Team’s Books of the Month: March 2017!





Barcelona, ​​a young sunny and full of life city; this is the Barcelona that we all know, but it’s not the one recounted by the author. Zafón takes us into a ghostly city, surrounded by fog and hit by heavy rain. The year is 1945, Daniel, an eleven-year-old child narrates his emotions, his fears and his curiosity. The books, one in particular, are the co-protagonists of the story. We all loved a particular book in our lives, maybe a fairy tale when we were kids or the coming-of-age rebel novels so saturated with love dramas, or those timeless stories that somehow changes our life. Daniel decides to “adopt” one of the books from the cemetery, and will keep it for life.

That book will prove to be a source of mystery and intrigue that will accompany him forever. The mystery surrounding the manuscript and its author, Julián Carax, makes it a compelling and captivating story. We grow-up with Daniel, we live his emotions, and we become part of the parallels that tie the stories. The characters that surround the boy are “structured,” a bit like “a good wine,” we never manage to capture all their secrets. And this is why we are so caught up and transported by the mystery and the unknown that reigns over the story. And perhaps Zafón’s genius lies in making us fall in love with the story, as Daniel loves and preserves the manuscript adopted in the cemetery of books.

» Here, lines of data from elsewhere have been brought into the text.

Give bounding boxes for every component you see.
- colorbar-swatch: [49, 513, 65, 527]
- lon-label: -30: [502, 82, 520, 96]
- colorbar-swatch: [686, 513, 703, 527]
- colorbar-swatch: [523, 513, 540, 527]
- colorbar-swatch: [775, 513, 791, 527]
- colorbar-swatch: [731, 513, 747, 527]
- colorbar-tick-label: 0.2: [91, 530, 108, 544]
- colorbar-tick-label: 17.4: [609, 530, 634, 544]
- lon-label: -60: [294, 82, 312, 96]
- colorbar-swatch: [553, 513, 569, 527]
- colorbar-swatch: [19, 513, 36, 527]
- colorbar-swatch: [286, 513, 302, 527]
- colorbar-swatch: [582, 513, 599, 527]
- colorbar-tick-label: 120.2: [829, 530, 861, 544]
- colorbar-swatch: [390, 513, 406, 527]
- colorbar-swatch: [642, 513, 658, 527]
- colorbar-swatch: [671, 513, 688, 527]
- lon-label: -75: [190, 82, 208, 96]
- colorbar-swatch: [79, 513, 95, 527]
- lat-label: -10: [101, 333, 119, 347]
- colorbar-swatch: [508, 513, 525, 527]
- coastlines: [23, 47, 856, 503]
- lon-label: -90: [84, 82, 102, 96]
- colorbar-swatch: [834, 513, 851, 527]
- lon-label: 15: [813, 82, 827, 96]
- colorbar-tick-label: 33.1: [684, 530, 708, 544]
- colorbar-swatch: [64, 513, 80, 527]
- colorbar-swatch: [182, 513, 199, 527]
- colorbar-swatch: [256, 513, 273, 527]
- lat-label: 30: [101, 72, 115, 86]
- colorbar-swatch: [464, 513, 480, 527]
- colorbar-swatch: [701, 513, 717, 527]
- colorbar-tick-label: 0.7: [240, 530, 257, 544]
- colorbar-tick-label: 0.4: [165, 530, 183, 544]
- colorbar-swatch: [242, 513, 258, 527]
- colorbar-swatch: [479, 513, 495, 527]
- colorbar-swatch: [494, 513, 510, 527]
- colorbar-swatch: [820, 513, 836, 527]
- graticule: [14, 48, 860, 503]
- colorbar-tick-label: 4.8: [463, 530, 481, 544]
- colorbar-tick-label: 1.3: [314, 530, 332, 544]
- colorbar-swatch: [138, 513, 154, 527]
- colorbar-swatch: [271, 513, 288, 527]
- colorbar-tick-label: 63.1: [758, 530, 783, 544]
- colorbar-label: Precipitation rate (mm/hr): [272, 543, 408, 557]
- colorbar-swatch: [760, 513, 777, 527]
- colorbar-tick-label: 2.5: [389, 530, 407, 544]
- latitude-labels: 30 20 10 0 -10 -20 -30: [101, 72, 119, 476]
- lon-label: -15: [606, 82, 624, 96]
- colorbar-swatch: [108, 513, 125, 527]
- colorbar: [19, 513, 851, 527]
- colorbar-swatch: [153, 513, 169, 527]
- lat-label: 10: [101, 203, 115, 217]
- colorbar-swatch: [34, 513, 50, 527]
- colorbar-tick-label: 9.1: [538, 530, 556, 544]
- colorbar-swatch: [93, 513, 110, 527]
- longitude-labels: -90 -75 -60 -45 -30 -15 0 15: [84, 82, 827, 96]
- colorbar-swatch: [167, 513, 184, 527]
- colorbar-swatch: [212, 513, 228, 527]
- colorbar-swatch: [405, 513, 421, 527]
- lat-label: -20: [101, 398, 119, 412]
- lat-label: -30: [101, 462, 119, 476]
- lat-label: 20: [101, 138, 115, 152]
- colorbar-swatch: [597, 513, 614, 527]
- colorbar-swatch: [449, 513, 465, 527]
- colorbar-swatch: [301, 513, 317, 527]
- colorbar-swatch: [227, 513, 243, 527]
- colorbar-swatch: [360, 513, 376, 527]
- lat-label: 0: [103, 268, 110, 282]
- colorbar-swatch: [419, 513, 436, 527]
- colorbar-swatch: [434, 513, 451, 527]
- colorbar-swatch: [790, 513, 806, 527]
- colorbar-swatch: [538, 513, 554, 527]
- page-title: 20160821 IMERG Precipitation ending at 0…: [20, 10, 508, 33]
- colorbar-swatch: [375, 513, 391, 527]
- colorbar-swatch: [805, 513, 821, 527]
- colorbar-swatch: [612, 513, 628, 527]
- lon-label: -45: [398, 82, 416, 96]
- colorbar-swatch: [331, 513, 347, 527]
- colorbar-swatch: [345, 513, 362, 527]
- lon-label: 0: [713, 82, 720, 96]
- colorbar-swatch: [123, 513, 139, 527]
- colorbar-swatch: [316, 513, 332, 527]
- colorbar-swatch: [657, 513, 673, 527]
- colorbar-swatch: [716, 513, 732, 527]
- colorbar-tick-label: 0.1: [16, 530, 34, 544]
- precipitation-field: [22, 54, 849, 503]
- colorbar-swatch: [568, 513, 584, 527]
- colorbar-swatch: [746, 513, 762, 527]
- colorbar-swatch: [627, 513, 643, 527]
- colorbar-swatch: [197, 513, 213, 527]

Laughter, tears, “wait what?”, and then again laughter, tears and “wait what?” Basically this is what happened while I was reading “The Girl With The Lower Back Tattoo” by Amy Schumer. The fact that she was going to kill us of laughter was a given, have you ever seen one of her acts or her presenting SNL? If it’s a yes you know what I mean, if it’s no you better watch it, like right now 🙂

When on stage she is not afraid of talking about personal experiences so there is no surprise in finding them in her book/memoir but under the constant laughing and irony lie quite a few “lessons” and inspiring messages that make this book even more worth reading.

Here 6 reasons (but there are definitely more) for reading this book:

 1) You are going to laugh, almost too much. It’s one of those books you are afraid to read on the train because you know you won’t be able to keep it serious. You are going to think about all the times you’ve made a fool of yourself and think, “at least I haven’t done what she has!”

2) When you have a goal you just have to pursue it, no matter the difficulties or the obstacles. Amy did/has being doing just that, she tells you about how hard it is to make as a stand-up comedian but she never gave up.

3) But sometimes we do have to give up, when we realize that you are “hurting” ourselves, it’s not easy but oh well sooner or later we must face it.

4) Relationship with her parents and the fact that at one point you realize they are human too.

5) (Self-)Irony can get you through almost everything.

6) Be always true to yourself, no matter what!




Forget what you think you know about horror books: “It” will take you to the root of your hidden fears, into the depths of the drain plumbing, it will make you aware of the fact that Fear has a face, and it is so much worse than what you could have ever expected. Through extended flashbacks, narrated from the perspective of each of the 7 characters who take turns in the continuation of the story, we discover their past, especially their childhood, when a series of mysterious killings hits their town: kids are the only ones able to discover the true nature of evil that seems to hover for those roads since the beginning of time, to give it a face, to know it directly and to kill it, once and for all.

Or so they thought, because after 28 years they are back in their hometown, Derry, forced to face once again their worst nightmares, that come to life in different forms, making them understand that you’re never too old to be afraid. The link between past and present, between the various narrators, the accurate, macabre and frightening descriptions of the events, the various aspects of the thing that most people know as Pennywise the clown (but which actually is “It,” one thing that you can’t understand, that is beyond human nature) and the emotions felt by the protagonists are masterfully recounted by the author, who gives us a novel too addictive and powerful, credible despite some supernatural elements, realistically and stylistically definable as a masterpiece. Are you ready to face for the first time and for real the most hideous Fear?




In this engaging and absorbing novel, Isabel Allende tells us the hard story of a slave in Santo Domingo (now Haiti) during the XVIII century, who will get rid of the prejudices and oppressions imposed by society and will gain freedom, happiness and dignity. The author tells the story of Zarité, known as Tété, a mulatto woman who is only 9 years old when she is bought as slave by French owner Valmorain, one of the most powerful landowners of the island. The novel is about the life of the protagonist and her battle for dignity and for ending slavery. A very tough battle but during which Tété will find the support of several characters, who will give her the strength to never give up and keep fighting in spite of everything. Once again, Allenda gives voice to a woman, a modern heroine, who reminds us that through courage, passion and determination we are free to draw our own destiny.